Mais l’explication par l’action du diable n’est pas la plus profonde : le refus des Juifs d’abandonner leur loi et de suivre le Christ est une partie du plan de Dieu pour donner aux chrétiens des témoins « irréprochables ». Si les Juifs avaient tous suivis le Christ, celui-ci n’aurait pas eu de témoins insoupçonnables, capables de témoigner en sa faveur malgré leur inimitié.

Laf. 592, Sel. 492. Si les Juifs eussent été tous convertis par J.-C. nous n’aurions plus que des témoins suspects. Et s’ils avaient été exterminés, nous n’en aurions point du tout.

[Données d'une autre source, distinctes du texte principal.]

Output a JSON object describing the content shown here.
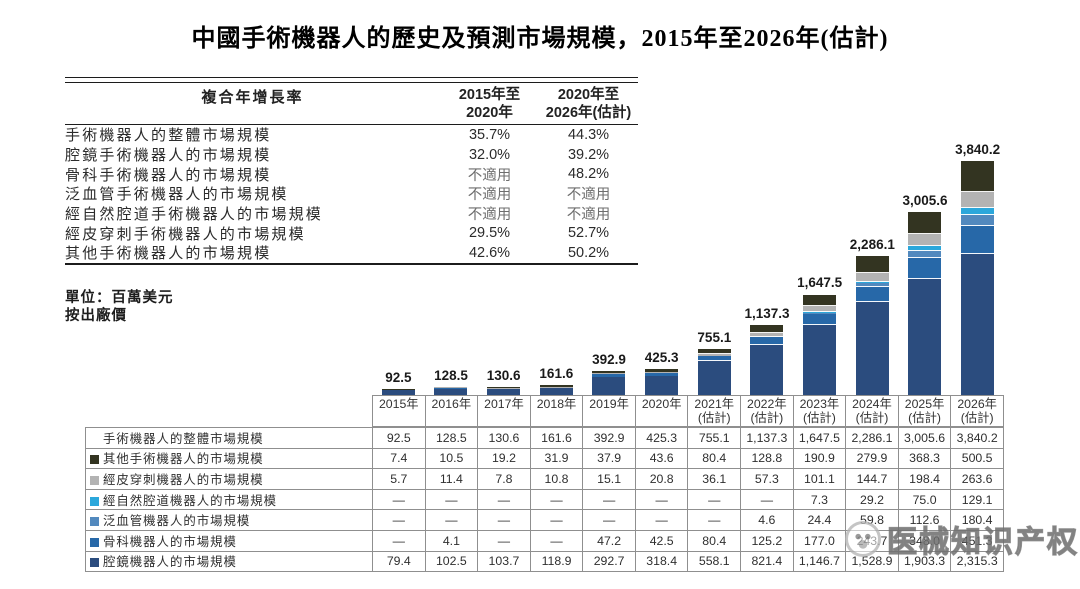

Prophéties V (Laf. 488, Sel. 734). Les Juifs en le tuant pour ne le point recevoir pour Messie, lui ont donné la dernière marque du Messie. Et en continuant à le méconnaître ils se sont rendus témoins irréprochables. Et en le tuant et continuant à le renier ils ont accompli les prophéties.

On retrouve des idées analogues sous la plume de Sacy.

La Genèse, tr. Sacy, Ie partie, Préface, § V.

« Il est important d’ajouter ici quelques réflexions sur l’état présent des Juifs, parce qu’ils sont une des marques les plus claires de la vérité de notre foi. [...] Ceci nous fait voir combien il est vrai que Dieu est le maître et l’arbitre de tout ce qui se passe sur la terre, et que le cours du monde n’a point d’autre loi que son ordre souverain, et l’accomplissement de ses desseins éternels.

Car qui n’admirera, selon la réflexion très judicieuse de saint Augustin, les marques de la sagesse et de la toute-puissance de Dieu, qui éclatent sensiblement dans toute la manière dont il a conduit le peuple Juif ? Il choisit ce peuple quinze siècles avant Jésus-Christ. Il lui donne sa loi. Il le rend dépositaire de sa parole et de ses promesses. Et il fait que tout ce peuple devient comme un grand prophète : magnus quidam propheta, dit saint Augustin ; en sorte que dans son élévation, dans son abaissement, dans ses victoires, dans ses défaites, dans son sacerdoce, dans ses sacrifices, dans son temple, dans ses Juges, dans ses rois, dans ses prophéties ; et enfin dans tout ce qui lui arrive, selon ce qui vient d’être cité de saint Paul, il est la figure vivante et animée de tout ce qui devait arriver à Jésus-Christ et à son Église.

Et après que Jésus-Christ a paru dans le monde, et que ces mêmes Juifs qui mettaient toute leur gloire à attendre le Messie, l’ont rejeté, et l’ont fait mourir cruellement, Dieu les a rejetés aussi par une très grande justice. Mais en même temps il a fait que leur réprobation est devenue plus utile à l’Église, que n’aurait été leur conversion.

Car s’ils avaient embrassé la foi, ils auraient pu être suspects aux Gentils, auxquels ils devaient apprendre la vérité des prophéties, puisqu’il est aisé que les Chrétiens soutiennent tout ce qui favorise Jésus-Christ. « Au lieu que maintenant Dieu les a dispersés, et les fait subsister depuis dix-sept siècles dans toute la terre, comme des témoins irréprochables qui déposent en tous lieux en faveur de Jésus-Christ et de sa Religion au même temps qu’ils détestent l’un et l’autre ; et qui conservant avec un grand respect l’Écriture sainte, à la lettre de laquelle ils s’attachent inviolablement, présentent cette même Écriture en tous lieux, afin que tous les hommes y lisent en des termes très clairs et très convaincants la justification de notre foi, et la condamnation de leur perfidie » : Gens Judeorum, dit saint Augustin, reproba per infidelitatem, a sedibus extirpata per mundum usquequaque dispergitur, ut ubique portet codices sanctos : Ac sic prophetiæ testimonium, quâ Christus et Ecclesia prœnuntiata est, ne ad tempus à nobis fictum existimaretur, ab ipsis adversariis proferatur ; ubi etiam ipsos prædictum est non fuisse credituros ».